Okay, let me start this by saying that you, whomever may be reading this, may very well be offended by the words I'm about to say. I do, however, think it is fair to say that anyone who preaches open-mindedness in art will agree with me. Warnings and cautions aside, let me get right into this. 

True open-mindedness means hearing or seeing something you may completely disagree with but rather than immediately rejecting or objecting the ideas, you are perceptive to them. You may consider them, engage in fair conversation about them, maybe even compare them to your current set of beliefs. It's a great concept when utilized accurately, especially in the setting of a piece of art.

The unfortunate truth here is that, although many would likely agree that open-mindedness in art is a great concept, I see with my own eyes that it just isn't executed that way. You see, many people are willing to be open-minded about ideas that they agree with, that flow in the direction of their preexisting belief system, but what happens when something challenges their previous views, beliefs, thoughts or perceptions? Well, I'm sad to say that in my personal experience, it often results in name-calling, verbal abuse and various attacks on character.

I'll give you a bit of background on myself, personally, so as to see where I'm coming from when I write these kinds of things. I am a very conservative Christian who loves theatre and art so automatically, my very existence is what some people call "impossible". They claim that the very idea of being a conservative person means that you cannot enjoy the idea of expression and storytelling through art and that you automatically hate everything that the art and artist communities around the world stand for. 

Yes, people have actually said these things; with their words and actions, people make these thoughts and feelings abundantly clear. A community that prides itself on being all-inclusive and open-minded, alienates members of it's own community on a very regular basis for simply having different beliefs. 

There are conservative actors, composers, playwrights and people in a variety of careers under the "artist" umbrella that often either have to hide their ideals and beliefs or be subject to horrible scrutiny on social media and perhaps even lose their jobs or future career opportunities. 

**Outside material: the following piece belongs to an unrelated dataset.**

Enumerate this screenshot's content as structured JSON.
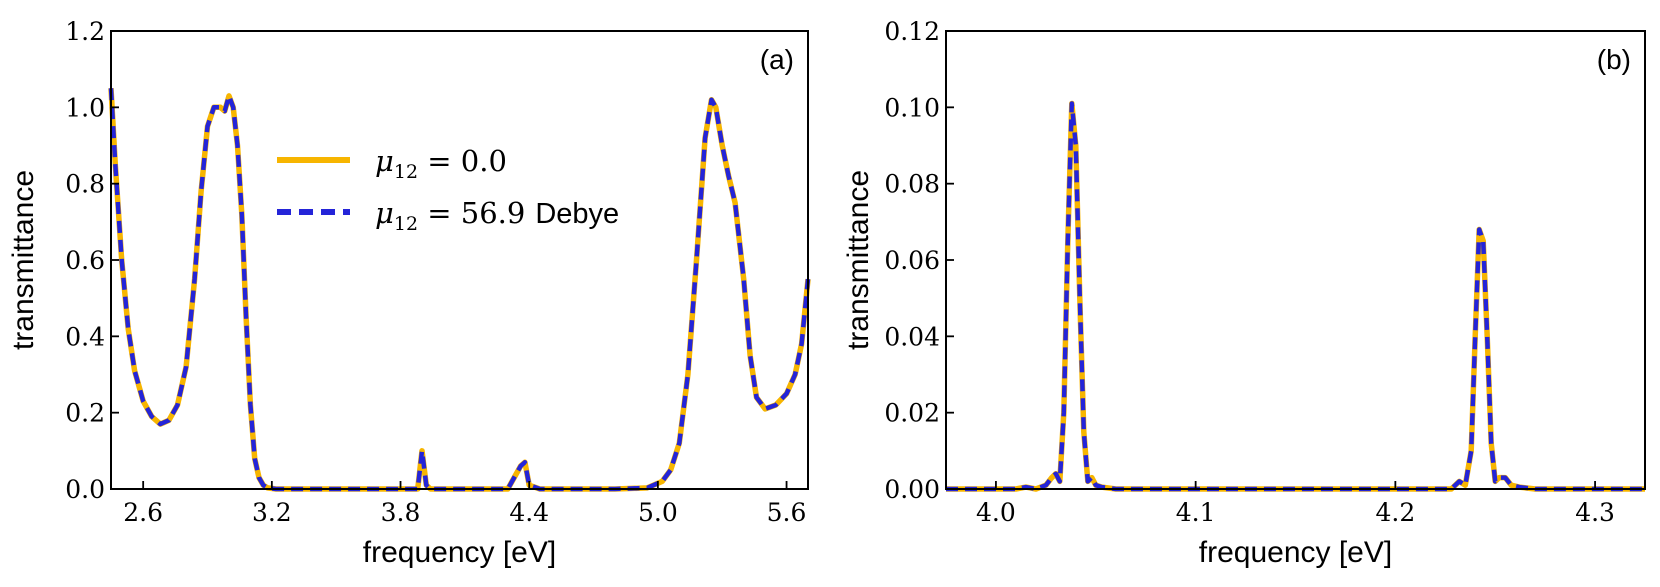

This is the all-inclusive community that we have come to know. A community that will stretch its neck out for someone across the world that they agree with but will turn their head to their neighbor with which they don't. The very thing progressives in all levels of society complain about, lack of inclusivity, is the very thing many people of all political beliefs are now guilty of. We have come to value our friends of the same beliefs more than we value the community of people different than us; the people we can learn from, the people that can learn from us. We have come to value political allegiance over our simple humanity that unifies us all. 

I'm not asking for a world-changing unity where we all hold hands and smile at each other, ignoring every other issue. What I am asking, is that the next time we encounter someone different than us, politically, religiously, or otherwise, we remember their humanity. We remember that this is an opportunity to learn and to teach, to understand another person for who they are as they are and love them just the same. It's time we extend the same humanity and decency that we appreciate and we keep a true open-mind to artists, pieces of art and people that may just be different than what we're used to or what we prefer. It'll be that humanity and love that truly unites artists across the world.